– Не могу, – огрызаюсь я.
Один глаз приоткрывается. Тёмный, испещрённый сеточкой крошечных сосудов.
– Для бродяжки ты ужасно требователен. – Слова его сливаются воедино. – И хорошо одет.
Грудь сжимается, будто пустая банка из-под колы в жадных руках. Пытаюсь дышать глубоко и медленно – как учил мой репетитор английского, когда я паниковал из-за уроков, – но в воздухе слишком много дыма.
Я никогда не утверждал, что бродяга. Люди сами вешали на меня этот ярлык. Я не возражал, лучше так, чем пытаться объяснить правду. Кто я. Что сотворил. Факты, которые мгновенно изменят отношение Лонгвея ко мне.
– Неплохо справляюсь, – пожимаю плечами я.

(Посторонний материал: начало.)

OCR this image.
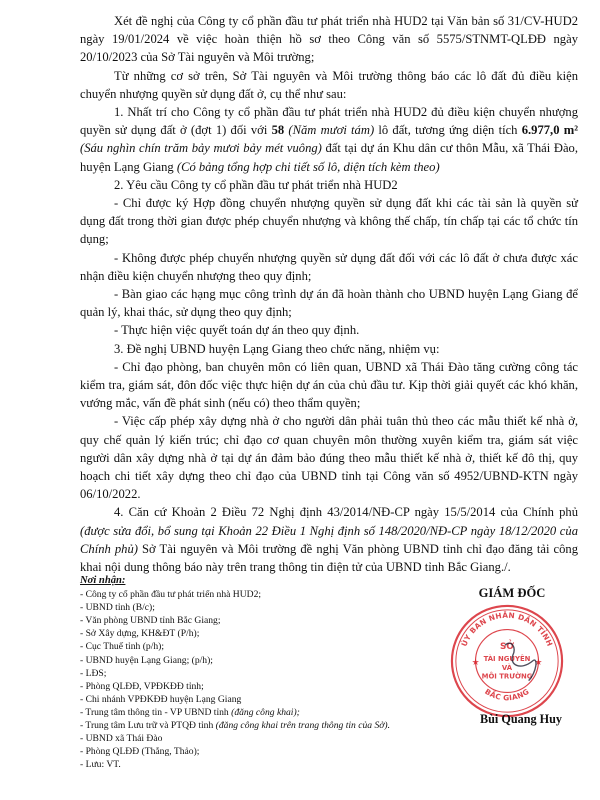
Xét đề nghị của Công ty cổ phần đầu tư phát triển nhà HUD2 tại Văn bản số 31/CV-HUD2 ngày 19/01/2024 về việc hoàn thiện hồ sơ theo Công văn số 5575/STNMT-QLĐĐ ngày 20/10/2023 của Sở Tài nguyên và Môi trường;

Từ những cơ sở trên, Sở Tài nguyên và Môi trường thông báo các lô đất đủ điều kiện chuyển nhượng quyền sử dụng đất ở, cụ thể như sau:

1. Nhất trí cho Công ty cổ phần đầu tư phát triển nhà HUD2 đủ điều kiện chuyển nhượng quyền sử dụng đất ở (đợt 1) đối với 58 (Năm mươi tám) lô đất, tương ứng diện tích 6.977,0 m² (Sáu nghìn chín trăm bảy mươi bảy mét vuông) đất tại dự án Khu dân cư thôn Mẫu, xã Thái Đào, huyện Lạng Giang (Có bảng tổng hợp chi tiết số lô, diện tích kèm theo)

2. Yêu cầu Công ty cổ phần đầu tư phát triển nhà HUD2

- Chỉ được ký Hợp đồng chuyển nhượng quyền sử dụng đất khi các tài sản là quyền sử dụng đất trong thời gian được phép chuyển nhượng và không thế chấp, tín chấp tại các tổ chức tín dụng;

- Không được phép chuyển nhượng quyền sử dụng đất đối với các lô đất ở chưa được xác nhận điều kiện chuyển nhượng theo quy định;

- Bàn giao các hạng mục công trình dự án đã hoàn thành cho UBND huyện Lạng Giang để quản lý, khai thác, sử dụng theo quy định;

- Thực hiện việc quyết toán dự án theo quy định.

3. Đề nghị UBND huyện Lạng Giang theo chức năng, nhiệm vụ:

- Chỉ đạo phòng, ban chuyên môn có liên quan, UBND xã Thái Đào tăng cường công tác kiểm tra, giám sát, đôn đốc việc thực hiện dự án của chủ đầu tư. Kịp thời giải quyết các khó khăn, vướng mắc, vấn đề phát sinh (nếu có) theo thẩm quyền;

- Việc cấp phép xây dựng nhà ở cho người dân phải tuân thủ theo các mẫu thiết kế nhà ở, quy chế quản lý kiến trúc; chỉ đạo cơ quan chuyên môn thường xuyên kiểm tra, giám sát việc người dân xây dựng nhà ở tại dự án đảm bảo đúng theo mẫu thiết kế nhà ở, thiết kế đô thị, quy hoạch chi tiết xây dựng theo chỉ đạo của UBND tỉnh tại Công văn số 4952/UBND-KTN ngày 06/10/2022.

4. Căn cứ Khoản 2 Điều 72 Nghị định 43/2014/NĐ-CP ngày 15/5/2014 của Chính phủ (được sửa đổi, bổ sung tại Khoản 22 Điều 1 Nghị định số 148/2020/NĐ-CP ngày 18/12/2020 của Chính phủ) Sở Tài nguyên và Môi trường đề nghị Văn phòng UBND tỉnh chỉ đạo đăng tải công khai nội dung thông báo này trên trang thông tin điện tử của UBND tỉnh Bắc Giang./.

Nơi nhận:
- Công ty cổ phần đầu tư phát triển nhà HUD2;
- UBND tỉnh (B/c);
- Văn phòng UBND tỉnh Bắc Giang;
- Sở Xây dựng, KH&ĐT (P/h);
- Cục Thuế tỉnh (p/h);
- UBND huyện Lạng Giang; (p/h);
- LĐS;
- Phòng QLĐĐ, VPĐKĐĐ tỉnh;
- Chi nhánh VPĐKĐĐ huyện Lạng Giang
- Trung tâm thông tin - VP UBND tỉnh (đăng công khai);
- Trung tâm Lưu trữ và PTQĐ tỉnh (đăng công khai trên trang thông tin của Sở).
- UBND xã Thái Đào
- Phòng QLĐĐ (Thắng, Thảo);
- Lưu: VT.
GIÁM ĐỐC
ỦY BAN NHÂN DÂN TỈNH
BẮC GIANG
SỞ
TÀI NGUYÊN
VÀ
MÔI TRƯỜNG
★	★
Bùi Quang Huy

Если он и разочарован ответом, то этого не показывает. Он снова закрывает глаз и взмахом руки подзывает ближайшего мужчину в чёрном.
– Фанг тебя проводит.
Фанг, угрюмый мужик с мерзкой красной татуировкой на лице, кажется, поручению не рад. Он зыркает на меня и шаркает в сторону западного коридора, держа меня на расстоянии вытянутой руки. Я иду медленно, подмечая как можно больше деталей. Все двери в коридоре закрыты, заперты снаружи. На них висят таблички с написанными красной краской именами. Иероглифы тускнеют в алом свете фонарей, висящих над головой. Иногда, под определённым углом, имена становятся совсем невидимы.
– Вот. – Фанг толкает плечом дверь, которая едва ли шире моей грудной клетки, а за ней открывается тёмной затхлое пространство. – Шевели задницей.
Я не трачу времени зря в грязном закутке. Благодаря этому рискованному предприятию удалось узнать: того, что я ищу, в этом коридоре нет. Только комнаты девочек и гнилая комнатушка с трубой канализации.
Глубоко спрятав руки в карманы толстовки, я следом за Фангом возвращаюсь в главный зал. Больше в туалет отпроситься на получится. Придётся искать другой способ осмотреться. Изобразить искренний интерес к Братству. Как-то отвлечь внимание.
От мыслей о дальнейшем плане действий меня отрывают голоса, резкие, схлестнувшиеся, как фехтовальные мечи. Они такие громкие, что даже Фанг останавливается, в сомнении замирает в конце коридора. Я стою у него за спиной, прислушиваюсь.
– К ней никто больше не приходит, да? – спрашивает мужчина. Что-то в его голосе кажется мне знакомым, заставляет нервничать. Странный рубленый акцент, словно нож кромсает печень. Похоже на то, как говорит моя мама. От звуков его голоса меня внезапно охватывает тоска по дому.